Monday, December 31, 2012

RE: Christmas Exchange Gifts

“Exchange gifts” – whether straight-up random exchanging of gifts among participants, “Kris Kringle”, “Secret Santa”, “Manito/Manita”, or whatever variation of it – is a popular feature of the current Christmas season culture we are familiar with.  When done right, it is incredibly fun for everyone.  However, when commercialism starts touching the activity, prices of the gifts are compared and assessed; murmuring and frowns are stirred; disappointment is cultivated on the hearts; and, worst of all, goodwill is ruined – thus, the whole point of “exchange gifts” is killed.

A price standard is set.  “The gift should be worth at least 100 pesos!”  We prepare a good gift.  The gift we prepared might even significantly exceed 100 pesos.  And we expect that the gift we receive in return at least matches the quality and worth of the gift we give.  We don’t want to get terrible clichéd gifts such as calendars, photo albums, or picture frames.  Mugs are tolerated… if of good value or design.  Then, we rage if the worth of the gift we receive is obviously less than the agreed price standard. 

If this is our attitude, well, we should definitely change it.  Because it’s appalling. 

This is also true the other way around: those who intentionally give inferior gifts; who are so cheap to buy something around the decided price standard, making no effort of preparing their best – just preparing something for the sake qualifying for the “exchange gifts”, to exchange their bad gifts for something superior. 

Both cases are wrong because both have the same wrong purpose in participating in “exchange gifts”… and that is, to be able to RECEIVE SOMETHING, and NOT to be able to GIVE SOMETHING.      

Seriously, isn’t Christmas about GIVING?  (That’s why commercialism – with Santa Claus serving as its mascot manifestation – is the greatest threat to the true meaning of Christmas.  Commercialism encourages the expectation of receiving and materialism.)

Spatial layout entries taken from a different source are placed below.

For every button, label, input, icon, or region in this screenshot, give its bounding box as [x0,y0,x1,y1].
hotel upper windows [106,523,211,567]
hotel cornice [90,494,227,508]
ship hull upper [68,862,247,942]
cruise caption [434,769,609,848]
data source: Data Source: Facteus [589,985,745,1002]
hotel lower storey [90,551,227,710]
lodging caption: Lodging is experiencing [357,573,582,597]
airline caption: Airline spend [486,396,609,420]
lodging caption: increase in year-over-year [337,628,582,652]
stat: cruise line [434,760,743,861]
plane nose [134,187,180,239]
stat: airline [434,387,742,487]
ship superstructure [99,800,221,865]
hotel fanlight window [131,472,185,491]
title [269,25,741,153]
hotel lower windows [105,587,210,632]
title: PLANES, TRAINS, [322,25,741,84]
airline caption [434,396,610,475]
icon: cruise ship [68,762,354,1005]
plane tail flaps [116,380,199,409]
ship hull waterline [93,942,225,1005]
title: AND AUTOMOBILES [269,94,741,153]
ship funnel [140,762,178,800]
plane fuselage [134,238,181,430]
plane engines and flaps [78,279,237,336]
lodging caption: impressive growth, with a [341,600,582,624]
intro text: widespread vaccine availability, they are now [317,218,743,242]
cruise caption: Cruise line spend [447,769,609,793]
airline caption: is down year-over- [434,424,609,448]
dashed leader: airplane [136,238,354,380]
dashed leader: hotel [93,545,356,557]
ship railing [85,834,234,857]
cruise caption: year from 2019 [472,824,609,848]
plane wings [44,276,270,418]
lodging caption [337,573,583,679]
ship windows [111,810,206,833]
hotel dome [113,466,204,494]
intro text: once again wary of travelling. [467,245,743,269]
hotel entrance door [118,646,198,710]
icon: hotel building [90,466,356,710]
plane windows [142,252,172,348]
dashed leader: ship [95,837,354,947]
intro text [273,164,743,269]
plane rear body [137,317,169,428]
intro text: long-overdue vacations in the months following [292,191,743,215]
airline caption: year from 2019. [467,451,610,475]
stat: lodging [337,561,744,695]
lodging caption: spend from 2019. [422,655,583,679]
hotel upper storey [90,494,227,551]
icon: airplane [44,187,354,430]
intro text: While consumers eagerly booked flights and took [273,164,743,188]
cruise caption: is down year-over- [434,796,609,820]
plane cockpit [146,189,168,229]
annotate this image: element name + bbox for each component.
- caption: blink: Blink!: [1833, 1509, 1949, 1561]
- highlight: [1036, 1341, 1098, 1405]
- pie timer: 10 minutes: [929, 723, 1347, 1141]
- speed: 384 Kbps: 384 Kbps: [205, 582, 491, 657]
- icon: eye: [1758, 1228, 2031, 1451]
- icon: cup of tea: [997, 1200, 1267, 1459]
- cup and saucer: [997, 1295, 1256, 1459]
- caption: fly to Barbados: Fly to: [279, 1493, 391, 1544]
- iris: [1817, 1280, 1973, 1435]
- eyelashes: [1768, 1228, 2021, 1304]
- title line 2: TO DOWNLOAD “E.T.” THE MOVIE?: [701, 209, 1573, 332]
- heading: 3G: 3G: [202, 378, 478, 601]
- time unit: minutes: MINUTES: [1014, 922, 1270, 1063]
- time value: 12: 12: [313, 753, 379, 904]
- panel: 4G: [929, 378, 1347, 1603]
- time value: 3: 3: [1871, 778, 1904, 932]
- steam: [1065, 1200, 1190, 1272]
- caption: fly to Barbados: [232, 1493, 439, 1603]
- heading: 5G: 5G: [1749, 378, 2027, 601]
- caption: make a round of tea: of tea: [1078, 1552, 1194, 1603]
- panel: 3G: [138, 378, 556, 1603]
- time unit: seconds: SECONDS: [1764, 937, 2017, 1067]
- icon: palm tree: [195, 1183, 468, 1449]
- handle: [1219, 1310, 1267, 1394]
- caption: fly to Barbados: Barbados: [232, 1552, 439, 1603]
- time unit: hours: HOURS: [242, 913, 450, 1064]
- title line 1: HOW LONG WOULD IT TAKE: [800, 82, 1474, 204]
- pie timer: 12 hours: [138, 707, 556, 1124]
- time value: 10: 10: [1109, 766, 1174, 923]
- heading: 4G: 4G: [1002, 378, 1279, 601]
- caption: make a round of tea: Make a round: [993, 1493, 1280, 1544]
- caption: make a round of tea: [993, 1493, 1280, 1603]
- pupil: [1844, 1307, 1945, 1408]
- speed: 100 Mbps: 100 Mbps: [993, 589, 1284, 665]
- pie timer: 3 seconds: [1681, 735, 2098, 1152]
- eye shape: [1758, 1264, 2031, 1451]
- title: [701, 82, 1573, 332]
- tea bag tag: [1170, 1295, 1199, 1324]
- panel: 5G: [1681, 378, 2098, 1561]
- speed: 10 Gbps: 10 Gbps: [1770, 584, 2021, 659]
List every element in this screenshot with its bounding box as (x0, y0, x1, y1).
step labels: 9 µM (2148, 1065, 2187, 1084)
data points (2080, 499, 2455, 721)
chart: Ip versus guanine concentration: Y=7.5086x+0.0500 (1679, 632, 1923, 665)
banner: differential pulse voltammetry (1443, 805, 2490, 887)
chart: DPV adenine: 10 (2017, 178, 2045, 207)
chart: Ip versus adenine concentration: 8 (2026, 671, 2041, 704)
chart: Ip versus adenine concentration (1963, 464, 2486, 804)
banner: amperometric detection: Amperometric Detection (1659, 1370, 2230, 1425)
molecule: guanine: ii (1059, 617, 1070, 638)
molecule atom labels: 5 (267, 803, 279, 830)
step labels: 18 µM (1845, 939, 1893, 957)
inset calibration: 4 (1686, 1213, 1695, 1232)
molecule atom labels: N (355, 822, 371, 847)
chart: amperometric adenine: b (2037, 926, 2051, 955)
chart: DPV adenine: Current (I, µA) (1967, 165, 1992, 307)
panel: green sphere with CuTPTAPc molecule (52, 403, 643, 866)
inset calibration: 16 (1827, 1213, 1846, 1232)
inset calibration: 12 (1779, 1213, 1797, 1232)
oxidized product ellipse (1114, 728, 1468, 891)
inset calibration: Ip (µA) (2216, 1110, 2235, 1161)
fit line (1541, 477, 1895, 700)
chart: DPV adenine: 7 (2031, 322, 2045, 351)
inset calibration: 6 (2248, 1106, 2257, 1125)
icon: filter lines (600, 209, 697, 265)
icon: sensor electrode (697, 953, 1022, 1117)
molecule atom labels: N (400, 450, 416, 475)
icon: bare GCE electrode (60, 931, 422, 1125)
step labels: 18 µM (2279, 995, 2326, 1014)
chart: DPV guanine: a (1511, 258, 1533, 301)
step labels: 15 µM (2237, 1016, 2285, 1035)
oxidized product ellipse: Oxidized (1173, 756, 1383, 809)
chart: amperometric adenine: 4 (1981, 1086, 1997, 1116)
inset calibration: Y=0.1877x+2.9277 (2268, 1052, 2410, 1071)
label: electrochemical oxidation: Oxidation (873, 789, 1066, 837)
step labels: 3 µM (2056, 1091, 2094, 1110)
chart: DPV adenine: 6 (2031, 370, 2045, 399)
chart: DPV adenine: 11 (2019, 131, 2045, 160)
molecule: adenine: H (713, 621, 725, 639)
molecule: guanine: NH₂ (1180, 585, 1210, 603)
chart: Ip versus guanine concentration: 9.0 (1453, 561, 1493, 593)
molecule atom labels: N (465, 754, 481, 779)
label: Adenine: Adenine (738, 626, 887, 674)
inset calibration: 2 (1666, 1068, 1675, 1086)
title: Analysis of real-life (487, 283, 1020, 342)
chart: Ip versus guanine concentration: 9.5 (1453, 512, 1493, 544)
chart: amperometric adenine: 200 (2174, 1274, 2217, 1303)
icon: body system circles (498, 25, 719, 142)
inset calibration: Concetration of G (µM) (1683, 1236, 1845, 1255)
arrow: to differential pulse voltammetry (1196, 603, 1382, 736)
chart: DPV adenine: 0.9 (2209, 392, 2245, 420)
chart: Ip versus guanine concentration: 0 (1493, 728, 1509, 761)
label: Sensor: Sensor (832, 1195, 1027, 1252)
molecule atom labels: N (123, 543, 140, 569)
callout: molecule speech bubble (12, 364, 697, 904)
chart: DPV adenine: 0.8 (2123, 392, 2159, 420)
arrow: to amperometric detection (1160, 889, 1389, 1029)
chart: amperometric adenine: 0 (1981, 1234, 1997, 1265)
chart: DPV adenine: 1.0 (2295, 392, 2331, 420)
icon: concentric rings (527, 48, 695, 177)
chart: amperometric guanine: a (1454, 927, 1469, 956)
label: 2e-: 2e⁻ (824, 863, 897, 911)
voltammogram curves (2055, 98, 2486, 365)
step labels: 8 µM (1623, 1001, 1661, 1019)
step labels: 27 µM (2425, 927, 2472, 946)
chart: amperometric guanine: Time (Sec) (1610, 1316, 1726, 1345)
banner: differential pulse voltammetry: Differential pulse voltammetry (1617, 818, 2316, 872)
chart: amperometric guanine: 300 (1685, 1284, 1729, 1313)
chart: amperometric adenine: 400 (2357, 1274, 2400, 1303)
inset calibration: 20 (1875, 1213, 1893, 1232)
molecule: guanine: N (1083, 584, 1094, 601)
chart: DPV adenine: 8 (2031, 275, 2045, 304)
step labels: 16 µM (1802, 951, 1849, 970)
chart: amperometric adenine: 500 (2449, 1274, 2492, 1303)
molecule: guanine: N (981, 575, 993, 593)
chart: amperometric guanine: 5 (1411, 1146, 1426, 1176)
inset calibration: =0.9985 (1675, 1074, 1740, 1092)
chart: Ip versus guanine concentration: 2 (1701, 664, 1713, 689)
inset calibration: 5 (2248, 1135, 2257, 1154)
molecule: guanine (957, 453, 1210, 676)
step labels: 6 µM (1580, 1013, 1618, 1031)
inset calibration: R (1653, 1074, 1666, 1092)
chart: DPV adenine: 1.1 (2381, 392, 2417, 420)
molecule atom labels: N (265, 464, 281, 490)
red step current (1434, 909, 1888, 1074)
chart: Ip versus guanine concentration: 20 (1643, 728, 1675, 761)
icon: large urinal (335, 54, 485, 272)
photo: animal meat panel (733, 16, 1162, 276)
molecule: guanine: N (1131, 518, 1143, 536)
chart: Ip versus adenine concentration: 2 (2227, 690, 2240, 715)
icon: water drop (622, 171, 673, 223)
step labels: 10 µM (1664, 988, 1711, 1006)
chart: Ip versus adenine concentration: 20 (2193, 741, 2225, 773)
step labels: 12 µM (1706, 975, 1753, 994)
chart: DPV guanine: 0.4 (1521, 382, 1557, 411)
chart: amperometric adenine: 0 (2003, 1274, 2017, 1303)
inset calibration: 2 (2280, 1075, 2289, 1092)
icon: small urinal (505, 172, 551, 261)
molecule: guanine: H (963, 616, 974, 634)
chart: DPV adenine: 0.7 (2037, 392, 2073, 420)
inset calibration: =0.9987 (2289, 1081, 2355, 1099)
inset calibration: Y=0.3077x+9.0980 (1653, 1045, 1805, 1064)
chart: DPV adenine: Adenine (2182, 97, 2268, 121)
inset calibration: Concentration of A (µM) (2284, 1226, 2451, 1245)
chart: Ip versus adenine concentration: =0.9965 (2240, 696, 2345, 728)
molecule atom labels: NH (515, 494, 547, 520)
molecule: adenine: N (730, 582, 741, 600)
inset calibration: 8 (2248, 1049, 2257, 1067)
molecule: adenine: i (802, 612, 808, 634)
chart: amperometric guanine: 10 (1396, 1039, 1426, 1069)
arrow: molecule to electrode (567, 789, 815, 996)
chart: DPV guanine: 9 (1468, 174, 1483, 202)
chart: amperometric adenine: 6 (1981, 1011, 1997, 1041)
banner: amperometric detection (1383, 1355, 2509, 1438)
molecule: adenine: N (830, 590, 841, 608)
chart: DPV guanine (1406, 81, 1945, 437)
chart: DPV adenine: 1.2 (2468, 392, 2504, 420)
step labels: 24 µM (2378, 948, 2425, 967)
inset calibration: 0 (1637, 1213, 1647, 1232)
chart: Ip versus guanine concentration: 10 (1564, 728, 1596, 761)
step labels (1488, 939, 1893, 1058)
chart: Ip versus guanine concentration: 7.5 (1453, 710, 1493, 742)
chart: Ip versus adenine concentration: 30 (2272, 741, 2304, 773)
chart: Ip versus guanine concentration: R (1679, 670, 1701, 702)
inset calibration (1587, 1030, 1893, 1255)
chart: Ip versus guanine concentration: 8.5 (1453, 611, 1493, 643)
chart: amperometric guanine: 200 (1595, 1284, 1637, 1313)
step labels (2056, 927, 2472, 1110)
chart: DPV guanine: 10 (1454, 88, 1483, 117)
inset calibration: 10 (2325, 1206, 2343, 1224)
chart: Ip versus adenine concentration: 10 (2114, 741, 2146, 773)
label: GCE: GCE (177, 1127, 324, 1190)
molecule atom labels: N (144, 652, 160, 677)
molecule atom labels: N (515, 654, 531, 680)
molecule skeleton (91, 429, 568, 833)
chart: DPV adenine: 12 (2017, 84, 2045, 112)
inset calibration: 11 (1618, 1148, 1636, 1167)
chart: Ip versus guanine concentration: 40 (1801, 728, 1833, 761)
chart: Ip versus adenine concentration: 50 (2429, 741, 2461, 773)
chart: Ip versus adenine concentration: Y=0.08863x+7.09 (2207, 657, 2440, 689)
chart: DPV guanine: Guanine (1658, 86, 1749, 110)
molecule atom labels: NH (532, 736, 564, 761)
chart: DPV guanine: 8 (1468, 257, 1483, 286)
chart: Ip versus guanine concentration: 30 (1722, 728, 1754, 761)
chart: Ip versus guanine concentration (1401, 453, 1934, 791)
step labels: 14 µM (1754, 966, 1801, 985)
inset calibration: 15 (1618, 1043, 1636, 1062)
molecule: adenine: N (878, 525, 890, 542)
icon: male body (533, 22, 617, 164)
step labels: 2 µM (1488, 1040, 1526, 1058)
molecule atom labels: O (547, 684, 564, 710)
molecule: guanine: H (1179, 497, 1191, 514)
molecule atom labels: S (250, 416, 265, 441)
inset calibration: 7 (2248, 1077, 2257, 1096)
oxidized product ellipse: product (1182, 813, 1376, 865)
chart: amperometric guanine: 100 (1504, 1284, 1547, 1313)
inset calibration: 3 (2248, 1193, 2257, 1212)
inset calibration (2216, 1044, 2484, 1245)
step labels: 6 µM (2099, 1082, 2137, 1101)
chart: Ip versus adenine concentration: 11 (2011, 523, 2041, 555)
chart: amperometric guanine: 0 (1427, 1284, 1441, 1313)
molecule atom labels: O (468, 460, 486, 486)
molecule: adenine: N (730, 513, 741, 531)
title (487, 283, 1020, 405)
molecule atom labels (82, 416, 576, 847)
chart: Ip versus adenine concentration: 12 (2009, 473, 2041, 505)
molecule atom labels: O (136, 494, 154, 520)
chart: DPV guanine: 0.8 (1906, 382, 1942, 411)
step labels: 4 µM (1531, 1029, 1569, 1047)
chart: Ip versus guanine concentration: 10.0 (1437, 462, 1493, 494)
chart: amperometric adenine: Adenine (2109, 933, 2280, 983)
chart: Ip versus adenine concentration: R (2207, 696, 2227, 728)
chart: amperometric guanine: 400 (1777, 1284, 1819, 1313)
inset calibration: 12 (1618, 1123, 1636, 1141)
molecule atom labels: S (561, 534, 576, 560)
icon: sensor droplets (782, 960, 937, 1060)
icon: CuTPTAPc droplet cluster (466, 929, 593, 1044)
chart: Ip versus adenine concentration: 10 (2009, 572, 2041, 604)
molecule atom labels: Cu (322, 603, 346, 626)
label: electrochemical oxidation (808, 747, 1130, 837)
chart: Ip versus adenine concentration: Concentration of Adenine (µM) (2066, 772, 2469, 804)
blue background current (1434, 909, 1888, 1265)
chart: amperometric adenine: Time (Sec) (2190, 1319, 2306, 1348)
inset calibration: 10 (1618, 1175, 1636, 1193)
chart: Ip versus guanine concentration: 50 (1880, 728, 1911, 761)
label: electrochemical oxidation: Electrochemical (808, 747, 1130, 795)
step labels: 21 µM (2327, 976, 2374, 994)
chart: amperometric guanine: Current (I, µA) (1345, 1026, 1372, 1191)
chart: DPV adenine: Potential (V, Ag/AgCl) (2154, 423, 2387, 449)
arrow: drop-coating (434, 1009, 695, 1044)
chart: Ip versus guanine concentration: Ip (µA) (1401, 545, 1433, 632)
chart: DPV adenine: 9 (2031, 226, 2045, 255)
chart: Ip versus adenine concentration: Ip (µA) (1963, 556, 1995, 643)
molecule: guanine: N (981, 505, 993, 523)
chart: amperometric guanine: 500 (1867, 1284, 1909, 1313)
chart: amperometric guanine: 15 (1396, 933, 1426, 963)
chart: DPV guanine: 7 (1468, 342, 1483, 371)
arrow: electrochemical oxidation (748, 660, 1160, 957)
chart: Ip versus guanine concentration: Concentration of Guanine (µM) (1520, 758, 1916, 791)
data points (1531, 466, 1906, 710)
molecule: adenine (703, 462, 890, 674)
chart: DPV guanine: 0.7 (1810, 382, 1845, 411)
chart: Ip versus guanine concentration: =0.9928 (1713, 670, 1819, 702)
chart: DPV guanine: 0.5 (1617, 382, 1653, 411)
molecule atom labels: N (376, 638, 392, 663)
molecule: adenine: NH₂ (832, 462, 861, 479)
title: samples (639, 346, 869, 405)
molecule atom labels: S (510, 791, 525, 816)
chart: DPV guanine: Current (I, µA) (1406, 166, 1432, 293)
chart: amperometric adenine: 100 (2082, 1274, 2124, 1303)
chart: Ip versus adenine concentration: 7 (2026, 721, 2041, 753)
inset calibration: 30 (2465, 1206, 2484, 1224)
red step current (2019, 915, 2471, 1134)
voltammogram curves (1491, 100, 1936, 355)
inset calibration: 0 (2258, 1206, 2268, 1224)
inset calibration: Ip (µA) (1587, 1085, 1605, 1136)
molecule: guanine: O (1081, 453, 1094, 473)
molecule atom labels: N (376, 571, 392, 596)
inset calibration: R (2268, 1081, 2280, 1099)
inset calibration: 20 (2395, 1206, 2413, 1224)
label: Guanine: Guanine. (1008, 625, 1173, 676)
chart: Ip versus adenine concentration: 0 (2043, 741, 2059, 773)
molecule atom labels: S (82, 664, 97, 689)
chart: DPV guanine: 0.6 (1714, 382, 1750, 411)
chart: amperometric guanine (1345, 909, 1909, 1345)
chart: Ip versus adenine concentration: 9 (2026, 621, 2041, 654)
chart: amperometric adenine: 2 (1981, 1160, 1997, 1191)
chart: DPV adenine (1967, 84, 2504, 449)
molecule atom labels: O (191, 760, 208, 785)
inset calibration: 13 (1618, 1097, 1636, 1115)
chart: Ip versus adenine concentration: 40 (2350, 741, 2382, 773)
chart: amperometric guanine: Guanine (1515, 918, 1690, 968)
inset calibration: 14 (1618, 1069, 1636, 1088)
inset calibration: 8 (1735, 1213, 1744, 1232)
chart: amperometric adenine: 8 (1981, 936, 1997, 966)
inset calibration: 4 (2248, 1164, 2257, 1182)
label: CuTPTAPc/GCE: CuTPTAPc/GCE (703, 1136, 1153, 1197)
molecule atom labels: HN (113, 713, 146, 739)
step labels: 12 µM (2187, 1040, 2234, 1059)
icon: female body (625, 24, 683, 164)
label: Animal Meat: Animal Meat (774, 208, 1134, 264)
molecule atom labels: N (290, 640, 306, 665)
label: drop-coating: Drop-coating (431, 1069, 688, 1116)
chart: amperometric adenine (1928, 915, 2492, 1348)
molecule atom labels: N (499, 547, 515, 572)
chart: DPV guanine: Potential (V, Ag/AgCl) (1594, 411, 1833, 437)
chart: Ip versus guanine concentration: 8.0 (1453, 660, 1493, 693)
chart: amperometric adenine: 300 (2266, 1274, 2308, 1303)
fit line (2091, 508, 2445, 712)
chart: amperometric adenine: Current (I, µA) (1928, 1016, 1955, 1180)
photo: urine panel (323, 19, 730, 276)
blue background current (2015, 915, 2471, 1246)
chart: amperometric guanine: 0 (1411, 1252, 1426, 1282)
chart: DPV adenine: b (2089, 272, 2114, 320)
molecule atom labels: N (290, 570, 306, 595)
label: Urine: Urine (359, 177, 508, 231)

If everyone’s heart for joining “exchange gifts” is for having the chance to GIVE somebody an awesome gift, then it shall be a very special activity.  There will be good cheer all around.  Bonds and goodwill between participants are strengthened.  Christmas love shall abound.    

If we receive an awesome gift, then good!  But even if we only receive a picture frame or a gift valued lower than the agreed price standard, our cheer should remain intact since our main purpose and joy was preparing a great gift that would put the recipient in high spirits.  Receiving an awesome gift in return is just a bonus.  

I feel terrible whenever this happens:
Someone poor or currently struggling financially, for the sake of Christmas good cheer, decides to join the “exchange gift”.  He or she prepares something less than or just exactly the set gift value.  This could even be one of the frowned-upon gifts of picture frames and mugs – because they’re the only things he or she can afford.  After the gifts are exchanged, the recipient of this poor participant’s gift opens it, and then after seeing the contents, he or she openly – consciously or not – shows his or her displeasure through words or facial expression.  The poor participant, witnessing this, gets humiliated and heartbroken. 

And my heart breaks with them. 

Of course, I would prefer to receive a great gift on “exchange gifts”.  I even loudly state oftentimes – jokingly, of course – that I don’t want to receive a picture frame.  But if the fun and goodwill of it will be ruined because of participants who care more of what they get, I would choose to be the one who receive those inexpensive but sincere gifts from the poor, struggling participants.  I really don’t mind at all what I would get in return – if any at all.  You see, I could be selfish the rest of the year, but when it comes to Christmas – my favorite time of the year – I know how to celebrate it and have the heart for it.